George Ashford L, Panicker Prasanth, Johny Joseph, Bhaskar Manoj, Jacob Basil M, Zulthana H H Hasli
Department of Oral and Maxillofacial Surgery, Sree Anjaneya Institute of Dental Sciences, Calicut, Kerala, India.
Department of Oral Medicine & Radiology, Sree Anjaneya Institute of Dental Sciences, Calicut, Kerala, India.
J Pharm Bioallied Sci. 2020 Aug;12(Suppl 1):S367-S372. doi: 10.4103/jpbs.JPBS_107_20. Epub 2020 Aug 28.
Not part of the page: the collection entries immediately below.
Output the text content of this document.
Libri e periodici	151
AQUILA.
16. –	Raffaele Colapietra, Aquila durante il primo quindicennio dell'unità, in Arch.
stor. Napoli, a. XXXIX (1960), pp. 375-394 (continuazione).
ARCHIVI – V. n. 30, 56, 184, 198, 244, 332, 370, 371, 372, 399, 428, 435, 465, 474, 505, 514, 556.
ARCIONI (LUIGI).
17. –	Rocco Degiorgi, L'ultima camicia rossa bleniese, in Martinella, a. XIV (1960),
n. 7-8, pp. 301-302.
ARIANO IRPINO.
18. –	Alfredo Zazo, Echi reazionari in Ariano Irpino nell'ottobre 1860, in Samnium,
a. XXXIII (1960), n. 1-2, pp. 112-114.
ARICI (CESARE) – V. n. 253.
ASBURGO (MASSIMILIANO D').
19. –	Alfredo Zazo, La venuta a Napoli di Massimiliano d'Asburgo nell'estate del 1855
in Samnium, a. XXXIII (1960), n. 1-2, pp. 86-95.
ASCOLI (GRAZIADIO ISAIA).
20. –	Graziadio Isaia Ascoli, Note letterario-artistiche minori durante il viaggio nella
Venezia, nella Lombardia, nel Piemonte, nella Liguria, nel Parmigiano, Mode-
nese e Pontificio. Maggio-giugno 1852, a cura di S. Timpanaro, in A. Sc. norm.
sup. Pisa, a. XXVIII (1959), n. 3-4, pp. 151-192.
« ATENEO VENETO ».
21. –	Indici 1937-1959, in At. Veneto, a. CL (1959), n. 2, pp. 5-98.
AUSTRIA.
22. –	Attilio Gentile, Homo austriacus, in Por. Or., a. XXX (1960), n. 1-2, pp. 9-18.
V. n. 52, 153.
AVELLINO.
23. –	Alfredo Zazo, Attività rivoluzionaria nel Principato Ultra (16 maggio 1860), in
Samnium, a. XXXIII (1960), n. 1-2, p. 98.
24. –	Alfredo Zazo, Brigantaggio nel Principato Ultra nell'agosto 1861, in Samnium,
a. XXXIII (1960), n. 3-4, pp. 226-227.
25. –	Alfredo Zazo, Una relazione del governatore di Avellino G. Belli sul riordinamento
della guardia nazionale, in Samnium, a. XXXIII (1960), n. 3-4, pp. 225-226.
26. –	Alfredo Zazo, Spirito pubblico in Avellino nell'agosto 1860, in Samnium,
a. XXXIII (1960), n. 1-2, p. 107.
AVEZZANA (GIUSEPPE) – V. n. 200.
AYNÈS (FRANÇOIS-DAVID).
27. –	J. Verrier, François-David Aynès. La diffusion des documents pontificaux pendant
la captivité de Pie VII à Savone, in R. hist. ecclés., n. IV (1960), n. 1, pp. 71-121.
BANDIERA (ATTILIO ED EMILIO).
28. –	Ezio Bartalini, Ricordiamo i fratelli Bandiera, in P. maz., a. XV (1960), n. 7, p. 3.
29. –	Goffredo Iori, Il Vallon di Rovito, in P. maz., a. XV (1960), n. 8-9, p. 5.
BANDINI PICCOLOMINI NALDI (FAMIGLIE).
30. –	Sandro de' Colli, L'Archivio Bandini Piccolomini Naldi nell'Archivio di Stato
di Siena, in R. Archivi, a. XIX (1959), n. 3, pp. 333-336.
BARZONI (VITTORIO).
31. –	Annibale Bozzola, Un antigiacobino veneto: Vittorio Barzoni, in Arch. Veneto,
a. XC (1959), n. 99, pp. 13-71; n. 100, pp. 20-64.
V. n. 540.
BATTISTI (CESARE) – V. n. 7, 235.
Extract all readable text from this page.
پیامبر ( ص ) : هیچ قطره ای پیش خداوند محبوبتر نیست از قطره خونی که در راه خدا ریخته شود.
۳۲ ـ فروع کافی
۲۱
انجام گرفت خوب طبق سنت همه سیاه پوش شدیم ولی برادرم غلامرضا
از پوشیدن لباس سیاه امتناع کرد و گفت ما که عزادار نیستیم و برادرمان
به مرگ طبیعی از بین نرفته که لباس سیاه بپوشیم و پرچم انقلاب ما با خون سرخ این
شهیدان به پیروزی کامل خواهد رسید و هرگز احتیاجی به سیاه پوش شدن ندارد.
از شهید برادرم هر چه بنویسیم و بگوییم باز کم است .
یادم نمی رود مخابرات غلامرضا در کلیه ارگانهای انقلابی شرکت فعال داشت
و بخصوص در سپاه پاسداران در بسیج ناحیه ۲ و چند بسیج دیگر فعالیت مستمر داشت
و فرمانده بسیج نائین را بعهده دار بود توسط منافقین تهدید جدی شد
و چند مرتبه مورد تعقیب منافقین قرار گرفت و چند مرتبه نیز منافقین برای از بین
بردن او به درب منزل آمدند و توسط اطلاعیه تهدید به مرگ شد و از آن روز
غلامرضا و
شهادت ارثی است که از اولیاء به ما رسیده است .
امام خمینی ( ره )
The purpose of the study was to assess the precision of cone beam computed tomography (CBCT) in comparison with panoramic radiography in determining the anatomical relationship of inferior alveolar nerve (IAN) with the impacted mandibular third molar.
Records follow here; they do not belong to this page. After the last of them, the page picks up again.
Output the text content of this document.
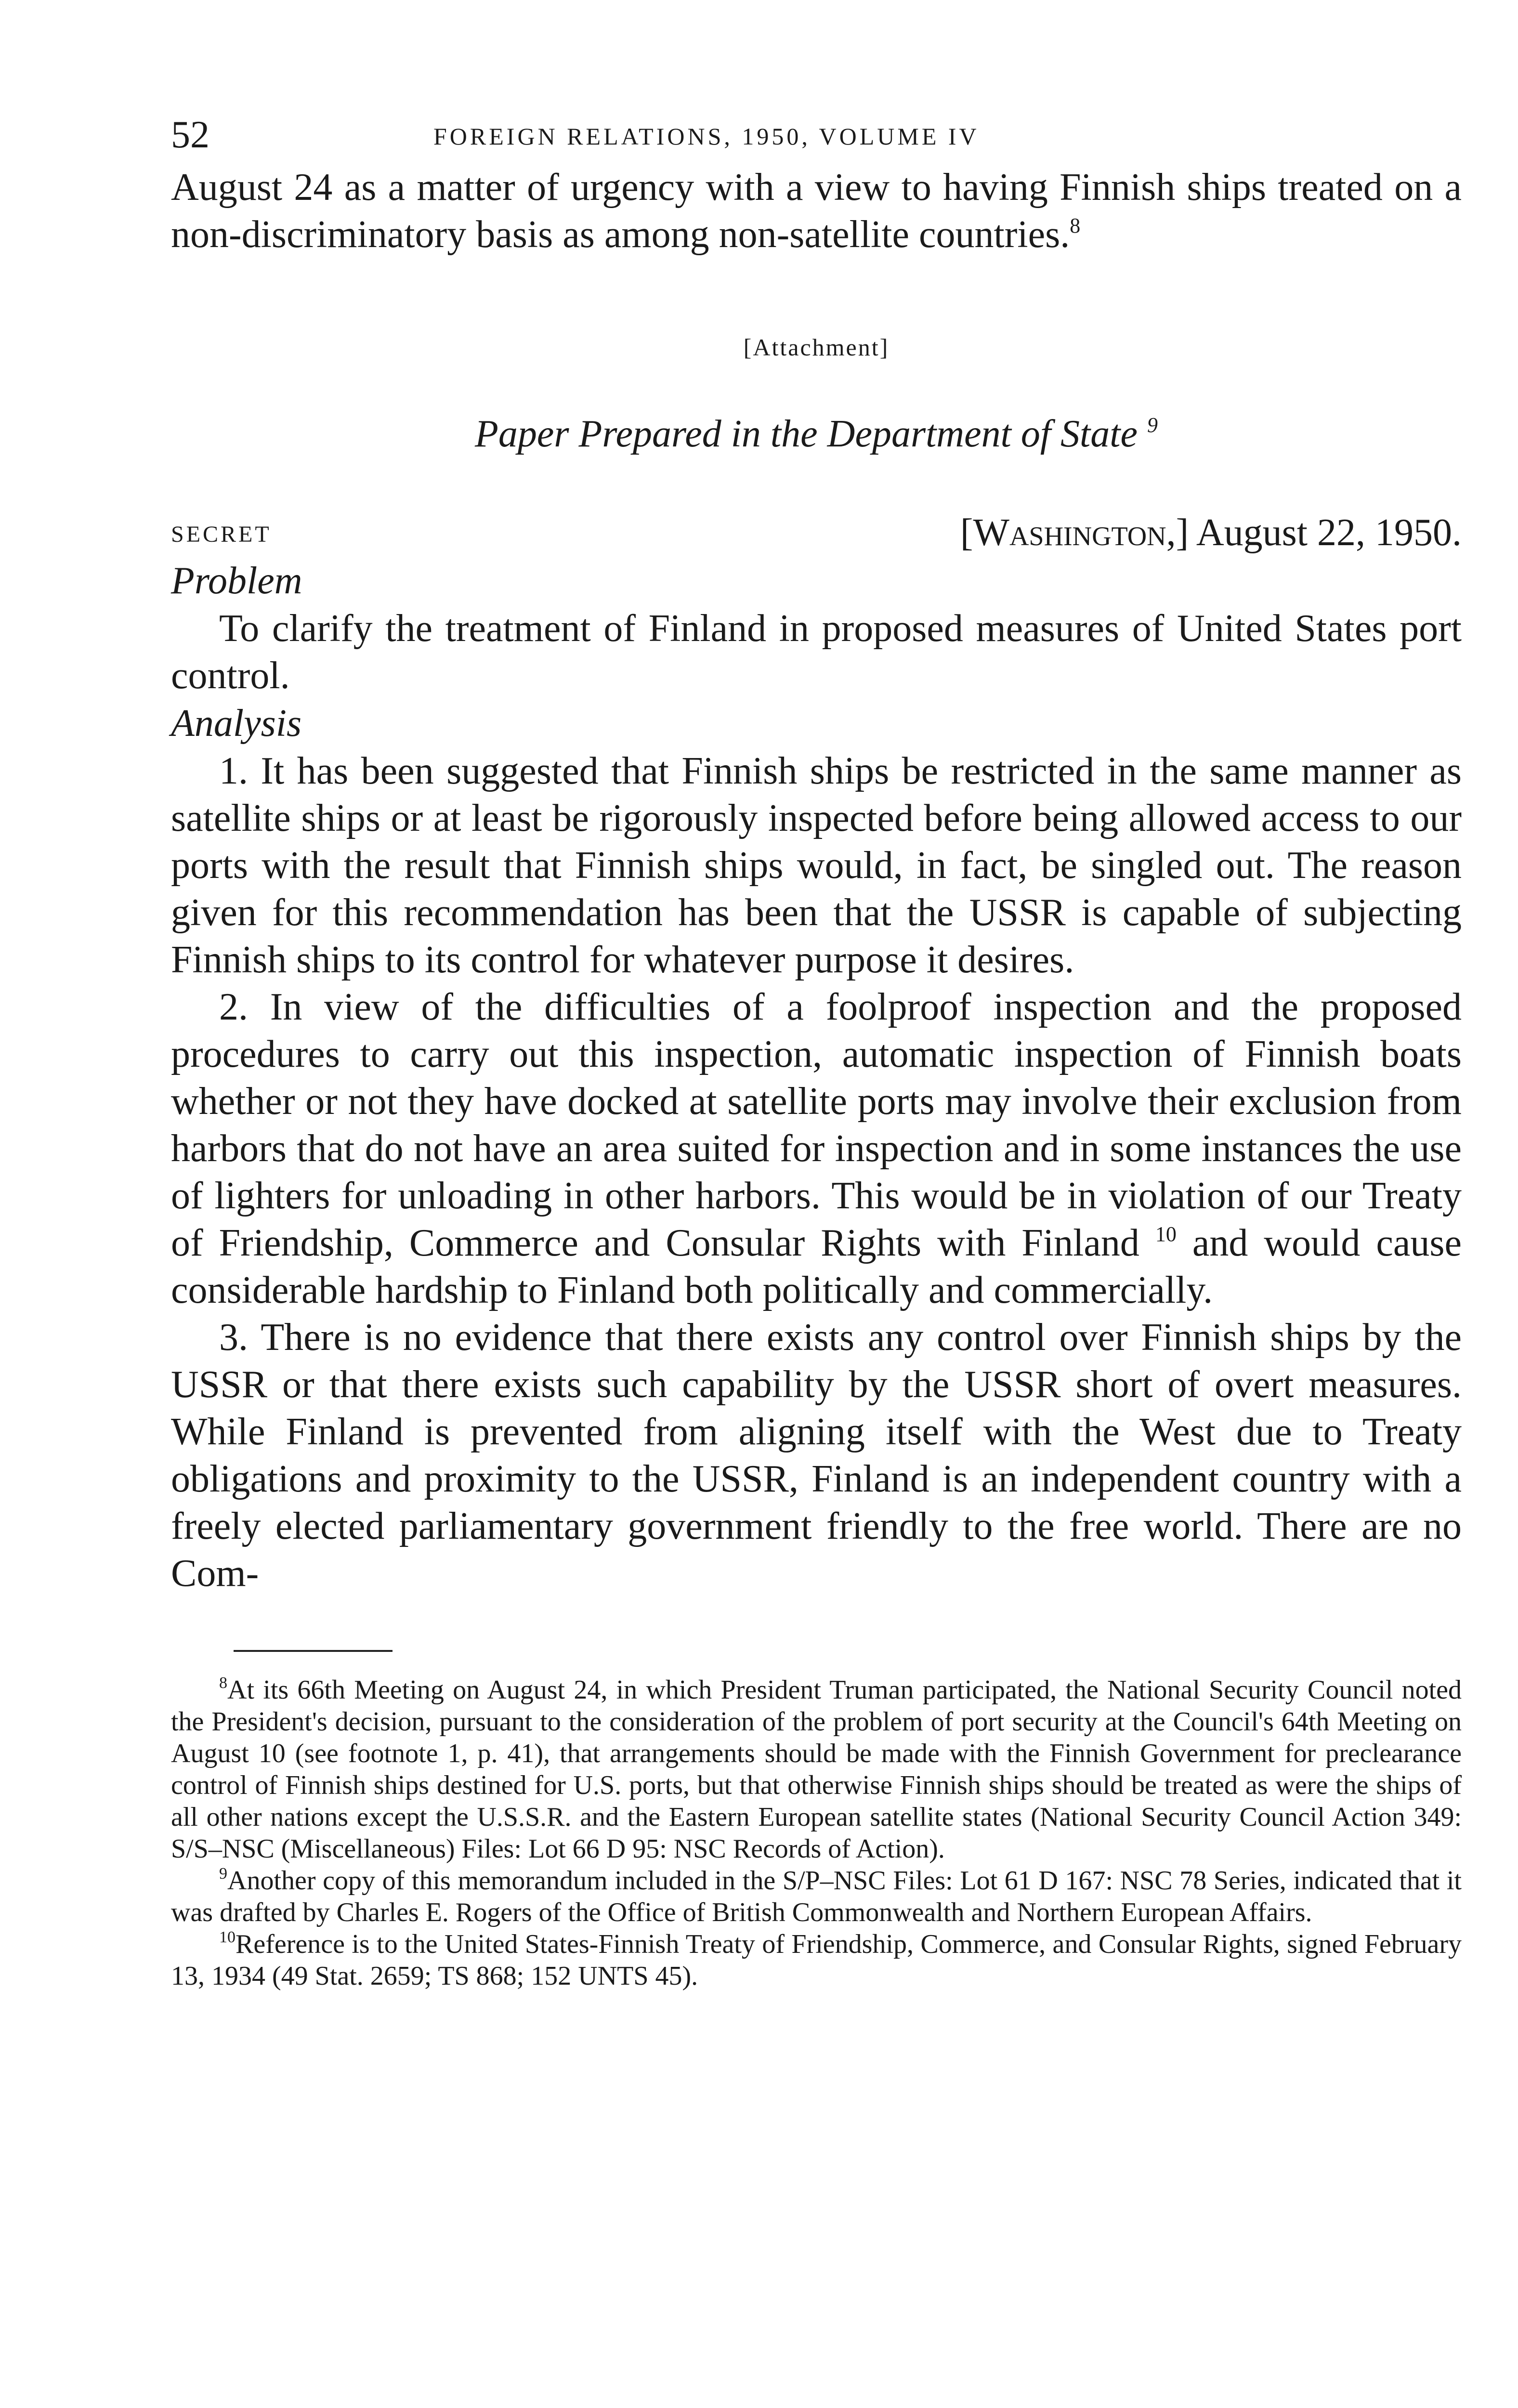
52	FOREIGN RELATIONS, 1950, VOLUME IV

August 24 as a matter of urgency with a view to having Finnish ships treated on a non-discriminatory basis as among non-satellite countries.$^8$

[Attachment]

Paper Prepared in the Department of State $^9$

SECRET	[Washington,] August 22, 1950.

Problem

To clarify the treatment of Finland in proposed measures of United States port control.

Analysis

1. It has been suggested that Finnish ships be restricted in the same manner as satellite ships or at least be rigorously inspected before being allowed access to our ports with the result that Finnish ships would, in fact, be singled out. The reason given for this recommendation has been that the USSR is capable of subjecting Finnish ships to its control for whatever purpose it desires.

2. In view of the difficulties of a foolproof inspection and the proposed procedures to carry out this inspection, automatic inspection of Finnish boats whether or not they have docked at satellite ports may involve their exclusion from harbors that do not have an area suited for inspection and in some instances the use of lighters for unloading in other harbors. This would be in violation of our Treaty of Friendship, Commerce and Consular Rights with Finland $^{10}$ and would cause considerable hardship to Finland both politically and commercially.

3. There is no evidence that there exists any control over Finnish ships by the USSR or that there exists such capability by the USSR short of overt measures. While Finland is prevented from aligning itself with the West due to Treaty obligations and proximity to the USSR, Finland is an independent country with a freely elected parliamentary government friendly to the free world. There are no Com-

$^8$At its 66th Meeting on August 24, in which President Truman participated, the National Security Council noted the President's decision, pursuant to the consideration of the problem of port security at the Council's 64th Meeting on August 10 (see footnote 1, p. 41), that arrangements should be made with the Finnish Government for preclearance control of Finnish ships destined for U.S. ports, but that otherwise Finnish ships should be treated as were the ships of all other nations except the U.S.S.R. and the Eastern European satellite states (National Security Council Action 349: S/S–NSC (Miscellaneous) Files: Lot 66 D 95: NSC Records of Action).

$^9$Another copy of this memorandum included in the S/P–NSC Files: Lot 61 D 167: NSC 78 Series, indicated that it was drafted by Charles E. Rogers of the Office of British Commonwealth and Northern European Affairs.

$^{10}$Reference is to the United States-Finnish Treaty of Friendship, Commerce, and Consular Rights, signed February 13, 1934 (49 Stat. 2659; TS 868; 152 UNTS 45).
Twenty patients diagnosed with the following panoramic radiographic markers: darkening of the root, interruption of white line of mandibular canal, diversion of mandibular canal, and narrowing of the roots suggesting a close relationship of roots with the mandibular canal were selected and underwent an additional CBCT to assess the proximity of IAN to mandibular third molar roots. All patients were assessed for loss of sensation or neurosensory deficit in the chin and lower lip during postoperative period by objective and subjective methods.
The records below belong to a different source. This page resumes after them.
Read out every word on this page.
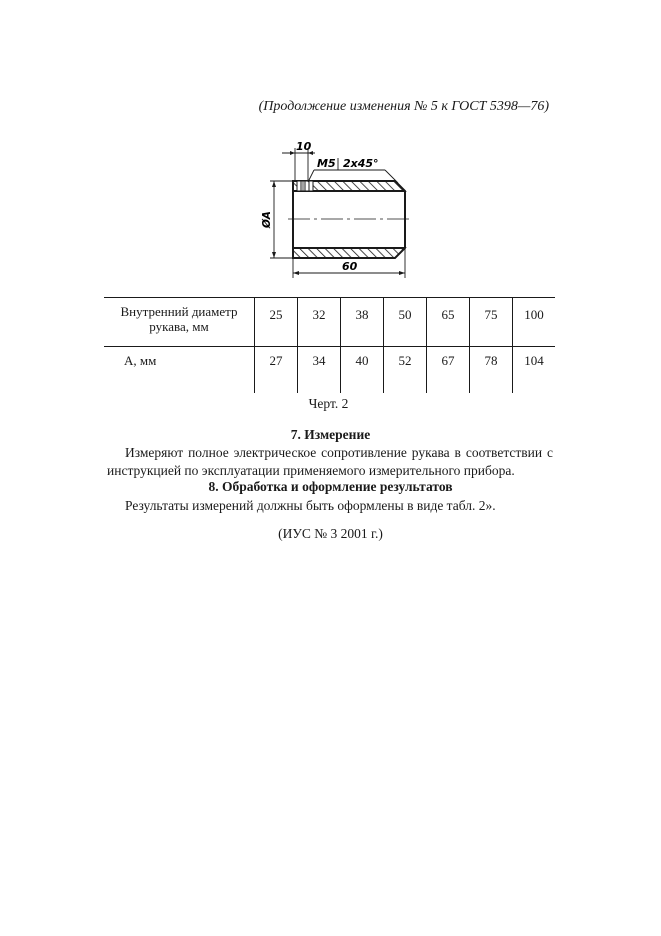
(Продолжение изменения № 5 к ГОСТ 5398—76)
10
M5 2x45°
ØA
60
Внутренний диаметр рукава, мм	25	32	38	50	65	75	100
А, мм	27	34	40	52	67	78	104
Черт. 2
7. Измерение
Измеряют полное электрическое сопротивление рукава в соответствии с инструкцией по эксплуатации применяемого измерительного прибора.
8. Обработка и оформление результатов
Результаты измерений должны быть оформлены в виде табл. 2».
(ИУС № 3 2001 г.)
Twenty patients with an average age of 25.4 years (21-39 years) with 21 impacted mandibular third molars were included in this sample. It was found that after the removal of impacted third molars, IAN was not visible in any of the cases and postoperative objective and subjective neurosensory tests showed no signs of neurosensory disturbances.
The study found that CBCT had limited usefulness in neurovascular bundle exposure prediction, prior to surgical removal of impacted mandibular third molars. The accuracy of radiographic markers in conventional panoramic radiography to predict neurovascular exposure was also limited.
本研究的目的是评估锥形束计算机断层扫描(CBCT)与全景放射摄影相比,在确定下牙槽神经(IAN)与下颌阻生第三磨牙的解剖关系方面的准确性。
选择20例诊断有以下全景放射学标志的患者:牙根变黑、下颌管白线中断、下颌管移位以及牙根变窄提示牙根与下颌管关系密切,并接受额外的CBCT检查以评估IAN与下颌第三磨牙牙根的接近程度。通过客观和主观方法对所有患者术后下巴和下唇的感觉丧失或神经感觉缺陷进行评估。
本样本纳入了20例平均年龄25.4岁(21 - 39岁)的患者,共21颗下颌阻生第三磨牙。结果发现,拔除阻生第三磨牙后,所有病例均未见到IAN,术后客观和主观神经感觉测试均未显示神经感觉障碍迹象。
该研究发现,在手术拔除下颌阻生第三磨牙之前,CBCT在预测神经血管束暴露方面作用有限。传统全景放射摄影中放射学标志预测神经血管暴露的准确性也有限。